Robert Kulek was an ever-reliable pianist, sometimes too much the accompanist (although maybe it was Znaider who might have reined-in his concerto-style address), and Kulek needed to be more assertive in the Beethoven, described as for piano and violin, and less thick-sounding. Anyway, Kulek and Znaider were rather strait-laced and lacking in wit; yet the final pages, as in the Debussy, raised the stakes.
Having changed ends, on the basis that Schoenberg’s 1949 Phantasy is “for violin and piano accompaniment”, the second half found these artists in winning form. Intriguingly, given Schoenberg’s designation, Kulek was more assertive; at last, a real duo. And what a revelation Phantasy proved. Nine minutes flew by as Znaider and Kulek brought out a range of expression, subtlety and narrative; Schoenberg’s ink seemed fresh on the page given the music’s freshness and vitality.
Similarly, César Franck’s Sonata had a vibrancy that compelled attention, whether in Znaider’s rich-toned soaring and the eavesdropping conversation of the ‘Recitative-Fantasia’. The finale was beautifully shaped at a flowing tempo; slightly too flowing, it seemed – but Znaider had an ace up his sleeve: on its final appearance, Franck’s glorious melody was slowed and tonally pared-down to magical effect; a delaying tactic of the best kind. Robert Kulek’s playing was fully up to the demands of Franck’s writing and he contributed an equality of sound and perception; this is, after all, a work for violin and piano.
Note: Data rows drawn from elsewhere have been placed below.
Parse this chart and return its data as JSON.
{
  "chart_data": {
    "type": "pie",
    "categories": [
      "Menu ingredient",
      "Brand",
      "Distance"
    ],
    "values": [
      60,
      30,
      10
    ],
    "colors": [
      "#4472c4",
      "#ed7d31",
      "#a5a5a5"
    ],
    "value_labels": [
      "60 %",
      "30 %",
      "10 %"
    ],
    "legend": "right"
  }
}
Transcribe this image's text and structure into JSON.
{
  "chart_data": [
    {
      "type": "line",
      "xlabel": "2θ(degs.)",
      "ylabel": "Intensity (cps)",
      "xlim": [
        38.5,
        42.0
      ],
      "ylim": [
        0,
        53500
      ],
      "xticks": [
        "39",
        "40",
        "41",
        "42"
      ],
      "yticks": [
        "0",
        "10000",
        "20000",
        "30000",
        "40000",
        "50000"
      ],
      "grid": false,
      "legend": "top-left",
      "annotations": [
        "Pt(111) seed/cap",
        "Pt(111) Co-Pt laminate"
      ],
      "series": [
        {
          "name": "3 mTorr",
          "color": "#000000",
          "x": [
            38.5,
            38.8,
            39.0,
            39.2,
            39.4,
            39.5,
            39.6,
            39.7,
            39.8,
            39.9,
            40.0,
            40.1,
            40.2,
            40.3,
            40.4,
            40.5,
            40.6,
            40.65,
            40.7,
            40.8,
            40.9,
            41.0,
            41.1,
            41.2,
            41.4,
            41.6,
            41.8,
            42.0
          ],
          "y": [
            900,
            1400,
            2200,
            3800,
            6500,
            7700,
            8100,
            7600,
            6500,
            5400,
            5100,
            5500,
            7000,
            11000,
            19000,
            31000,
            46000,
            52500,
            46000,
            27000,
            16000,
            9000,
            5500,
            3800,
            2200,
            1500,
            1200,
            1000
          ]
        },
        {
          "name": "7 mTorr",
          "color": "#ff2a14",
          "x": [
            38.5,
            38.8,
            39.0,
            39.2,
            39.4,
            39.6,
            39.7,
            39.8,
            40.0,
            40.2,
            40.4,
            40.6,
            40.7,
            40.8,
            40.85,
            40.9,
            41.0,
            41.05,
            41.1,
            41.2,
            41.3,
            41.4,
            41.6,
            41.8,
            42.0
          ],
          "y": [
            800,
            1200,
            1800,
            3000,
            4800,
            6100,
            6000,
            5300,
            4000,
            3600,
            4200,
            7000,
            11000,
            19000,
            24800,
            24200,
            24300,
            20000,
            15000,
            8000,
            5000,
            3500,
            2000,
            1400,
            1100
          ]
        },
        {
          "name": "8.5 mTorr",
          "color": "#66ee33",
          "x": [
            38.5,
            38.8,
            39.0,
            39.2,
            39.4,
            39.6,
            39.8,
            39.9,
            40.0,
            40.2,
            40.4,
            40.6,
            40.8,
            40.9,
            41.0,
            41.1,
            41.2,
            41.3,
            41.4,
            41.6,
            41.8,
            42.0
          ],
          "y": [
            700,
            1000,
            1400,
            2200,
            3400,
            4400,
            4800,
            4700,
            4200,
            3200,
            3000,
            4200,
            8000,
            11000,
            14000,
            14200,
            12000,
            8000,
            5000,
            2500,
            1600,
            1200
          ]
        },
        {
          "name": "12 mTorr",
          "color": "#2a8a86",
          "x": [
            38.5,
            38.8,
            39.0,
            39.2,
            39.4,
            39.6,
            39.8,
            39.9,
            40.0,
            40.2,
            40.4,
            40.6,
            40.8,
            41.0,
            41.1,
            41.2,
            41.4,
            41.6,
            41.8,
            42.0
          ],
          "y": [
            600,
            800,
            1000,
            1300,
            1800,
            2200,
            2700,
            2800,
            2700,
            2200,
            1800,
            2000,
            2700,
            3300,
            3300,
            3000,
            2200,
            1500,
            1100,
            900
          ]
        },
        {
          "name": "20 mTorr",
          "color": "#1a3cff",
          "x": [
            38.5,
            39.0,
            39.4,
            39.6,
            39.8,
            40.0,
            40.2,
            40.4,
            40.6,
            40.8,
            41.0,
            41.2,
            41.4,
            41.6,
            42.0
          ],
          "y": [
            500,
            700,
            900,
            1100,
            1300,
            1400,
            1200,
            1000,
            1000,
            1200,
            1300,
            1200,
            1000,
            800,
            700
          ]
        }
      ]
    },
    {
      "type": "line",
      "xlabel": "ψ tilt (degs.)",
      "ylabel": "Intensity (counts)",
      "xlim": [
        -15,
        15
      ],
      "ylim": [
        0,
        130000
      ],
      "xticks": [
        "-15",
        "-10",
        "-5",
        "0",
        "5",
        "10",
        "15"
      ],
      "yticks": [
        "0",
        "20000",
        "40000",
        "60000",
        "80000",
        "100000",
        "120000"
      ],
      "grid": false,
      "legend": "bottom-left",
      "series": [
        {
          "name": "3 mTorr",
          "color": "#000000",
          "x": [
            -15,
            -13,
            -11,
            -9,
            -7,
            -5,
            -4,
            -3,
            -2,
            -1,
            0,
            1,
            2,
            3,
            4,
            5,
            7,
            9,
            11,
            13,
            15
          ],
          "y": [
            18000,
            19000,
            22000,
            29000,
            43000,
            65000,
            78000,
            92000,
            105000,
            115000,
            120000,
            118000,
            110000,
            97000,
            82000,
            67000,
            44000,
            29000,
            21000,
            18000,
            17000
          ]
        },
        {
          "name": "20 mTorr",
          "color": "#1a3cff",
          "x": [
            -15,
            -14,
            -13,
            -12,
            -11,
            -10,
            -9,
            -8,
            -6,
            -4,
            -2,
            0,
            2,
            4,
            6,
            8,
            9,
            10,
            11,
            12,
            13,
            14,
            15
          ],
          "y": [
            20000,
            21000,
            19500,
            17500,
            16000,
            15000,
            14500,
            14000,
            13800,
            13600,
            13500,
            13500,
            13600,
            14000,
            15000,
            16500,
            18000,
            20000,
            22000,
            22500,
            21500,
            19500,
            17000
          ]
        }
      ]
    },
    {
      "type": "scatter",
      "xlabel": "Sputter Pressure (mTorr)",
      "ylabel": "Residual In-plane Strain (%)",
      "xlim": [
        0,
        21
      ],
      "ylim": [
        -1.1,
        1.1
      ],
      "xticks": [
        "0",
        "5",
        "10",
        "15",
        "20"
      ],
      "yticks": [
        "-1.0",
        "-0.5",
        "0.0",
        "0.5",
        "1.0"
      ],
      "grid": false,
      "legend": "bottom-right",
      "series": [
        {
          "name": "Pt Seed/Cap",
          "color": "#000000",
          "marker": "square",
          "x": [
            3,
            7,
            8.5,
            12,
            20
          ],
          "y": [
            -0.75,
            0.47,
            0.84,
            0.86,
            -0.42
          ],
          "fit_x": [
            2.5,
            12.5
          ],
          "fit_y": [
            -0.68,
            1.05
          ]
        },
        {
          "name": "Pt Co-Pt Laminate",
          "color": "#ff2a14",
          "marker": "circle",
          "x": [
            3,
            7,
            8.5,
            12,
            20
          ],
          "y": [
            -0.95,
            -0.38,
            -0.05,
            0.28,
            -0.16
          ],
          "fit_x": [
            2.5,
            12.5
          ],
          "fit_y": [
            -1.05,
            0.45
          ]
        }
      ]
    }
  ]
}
In the few minutes of added-on time, Znaider and Kulek sneaked in a couple more winners, both Heifetz arrangements, one from Gershwin’s “Porgy and Bess” and a charmer by Manuel Ponce, his “Estrellita”, which could not have been more beautifully ‘sung’ (southern comfort indeed). As Znaider suggested in his few introductory words, in a noise-polluted world (moronic thumping pop music and soulless electronic sounds), the old-world charm that Znaider created here was a moment to treasure.